Опубликовано в журнале Новый Мир, номер 2, 2016
Борис Парамонов. Стихи. СПб.,
«Петрополис», 2015, 104 стр.
Всегда крайне любопытны и интересны случаи, когда ученый, для которого
стихотворчество не является основным родом деятельности (а может ли оно в
принципе быть основным или второстепенным занятием, является ли оно вообще
родом деятельности и где здесь грань между «хобби» и профессией — отдельный
философский вопрос), предъявляет себя как поэт, выпуская (всегда неожиданно в
той или иной мере для читательского сообщества, а возможно, и для себя самого)
книгу стихов. Размышляя на подобную тему в рецензии на стихотворный сборник
известного литературоведа и критика Дмитрия Бака, я уподобил подобный расклад
«ситуации, когда умелый хирург сам ложится на операционный стол. Поэтому сам
факт обнародования таких стихов связан с определенным риском, а значит, и со
смелостью их автора» [1]. В случае
Бориса Парамонова «хирург» не только умелый, но и в лучшем смысле этого слова —
искрометный (чего стоит хотя бы его знаменитое эссе о Марине Цветаевой).
Смелость здесь действительно нужна, ведь и филологический, и философский, и
культурологический — да и в принципе любой научный или околонаучный дискурс
априори, по природе своей, значительно более «защищен», чем поэтическое
пространство, где автор так или иначе предстает в лирической или
антилирической, но беззащитности, предельной открытости, где он мог бы сказать
словами Маяковского «…душу вытащу и растопчу, / чтоб большая / и
окровавленную дам как знамя». В этом обнажении, мне думается, заключено одно из
коренных свойств поэзии.
Итак, Борис Парамонов —
философ, культуролог, гуманитарий-универсал, ведущий «Радио Свобода» — в 2015
году «выстреливает» своей первой поэтической книгой «Стихи». Почти все
стихотворения из нее публиковались на протяжении последних лет в журнале
«Звезда», но книга, конечно, другое дело — отдельный артефакт, позволяющий
говорить о целостном художественном мире, об индивидуальной поэтике, что по
отрывочным и дискретным журнальным публикациям сделать гораздо затруднительней,
да и вообще менее легитимно, что ли…
Сам по себе факт выхода
дебютной книги в столь почтенном возрасте (Парамонов родился в 1937 году) не
должен удивлять.
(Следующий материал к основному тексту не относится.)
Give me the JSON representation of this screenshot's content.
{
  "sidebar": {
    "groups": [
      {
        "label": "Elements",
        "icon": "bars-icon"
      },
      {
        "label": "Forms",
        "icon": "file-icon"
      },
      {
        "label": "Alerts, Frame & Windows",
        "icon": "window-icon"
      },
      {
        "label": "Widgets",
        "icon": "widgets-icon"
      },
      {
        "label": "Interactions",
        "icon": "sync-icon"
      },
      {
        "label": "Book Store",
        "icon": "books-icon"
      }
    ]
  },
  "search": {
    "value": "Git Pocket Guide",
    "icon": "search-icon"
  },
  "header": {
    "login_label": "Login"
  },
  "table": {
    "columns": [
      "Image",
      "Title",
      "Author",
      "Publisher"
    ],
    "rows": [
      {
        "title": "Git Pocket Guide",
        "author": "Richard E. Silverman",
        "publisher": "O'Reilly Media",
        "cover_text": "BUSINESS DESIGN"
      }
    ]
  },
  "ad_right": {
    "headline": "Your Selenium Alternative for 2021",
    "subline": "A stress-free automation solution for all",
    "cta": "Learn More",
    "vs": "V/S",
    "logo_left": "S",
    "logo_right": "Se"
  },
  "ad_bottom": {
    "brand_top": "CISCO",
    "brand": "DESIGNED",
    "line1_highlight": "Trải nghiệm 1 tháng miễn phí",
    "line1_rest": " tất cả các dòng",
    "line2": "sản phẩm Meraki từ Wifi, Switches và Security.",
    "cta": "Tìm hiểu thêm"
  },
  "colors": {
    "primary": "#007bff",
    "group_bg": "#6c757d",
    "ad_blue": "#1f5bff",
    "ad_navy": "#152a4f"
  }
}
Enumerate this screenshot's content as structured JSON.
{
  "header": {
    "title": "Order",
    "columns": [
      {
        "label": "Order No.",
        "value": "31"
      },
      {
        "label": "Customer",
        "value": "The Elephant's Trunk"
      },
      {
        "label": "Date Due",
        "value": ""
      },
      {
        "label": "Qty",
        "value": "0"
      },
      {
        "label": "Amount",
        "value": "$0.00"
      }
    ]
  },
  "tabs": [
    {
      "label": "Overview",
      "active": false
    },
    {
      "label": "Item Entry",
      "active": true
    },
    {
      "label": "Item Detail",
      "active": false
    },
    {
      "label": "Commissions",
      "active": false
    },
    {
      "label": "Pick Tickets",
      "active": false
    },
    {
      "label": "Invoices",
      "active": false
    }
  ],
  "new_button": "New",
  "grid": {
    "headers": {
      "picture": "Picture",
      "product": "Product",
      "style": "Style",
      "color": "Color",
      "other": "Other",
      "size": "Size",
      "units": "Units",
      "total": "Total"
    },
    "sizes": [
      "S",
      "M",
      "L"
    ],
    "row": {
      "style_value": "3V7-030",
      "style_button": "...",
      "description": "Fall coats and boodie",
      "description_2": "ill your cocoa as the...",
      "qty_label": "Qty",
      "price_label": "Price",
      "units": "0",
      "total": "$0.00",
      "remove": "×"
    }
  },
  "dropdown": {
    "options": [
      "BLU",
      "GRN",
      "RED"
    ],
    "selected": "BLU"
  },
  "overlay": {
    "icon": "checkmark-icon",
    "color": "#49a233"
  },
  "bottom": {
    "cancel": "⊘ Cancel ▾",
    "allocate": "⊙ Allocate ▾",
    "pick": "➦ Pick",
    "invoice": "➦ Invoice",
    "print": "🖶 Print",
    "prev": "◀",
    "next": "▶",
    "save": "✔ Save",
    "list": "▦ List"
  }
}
Вспоминается Анненский, выпустивший свои «Тихие песни» когда
ему было уже за пятьдесят. Или Крылов, состоявшийся как баснописец тоже
довольно поздно. В полном соответствии с негласными правилами поименования
первой книги называется она просто и безыскусно «Стихи», как будто автор только
открывает в себе поэта. В дальнейшем, однако, эта ложная «юношеская робость»
будет развеяна начисто. Название это, как мне видится, сколь серьезно, столь и
иронично. Обратим внимание и на отсутствие предисловия — очень правильную, на
мой взгляд, черту для первой книги, где стихотворения особенно должны говорить
сами за себя.
Слово, которое сразу же
приходит на ум, как только начинаешь читать эту книгу, — игра. Игра с языком,
со смыслом, с историей и географией, временем и пространством, с означаемыми и
означающими составляет ядро поэтики Парамонова. Однако в природе этой игры
любопытно разобраться, в частности, в том, насколько она постмодернистская,
благо споры о том, постмодернист ли вообще Парамонов, идут давно. Вот и в
стихах он с ходу бросает читателя, как белку в колесо, пуская его по замкнутому
кругу, где на фоне вольной россыпи пространств и имен элегия непрестанно
опрокидывается, как в сообщающихся сосудах, в сатиру, постмодерн в
консерватизм, а откровенное ерничанье в «прямое лирическое высказывание».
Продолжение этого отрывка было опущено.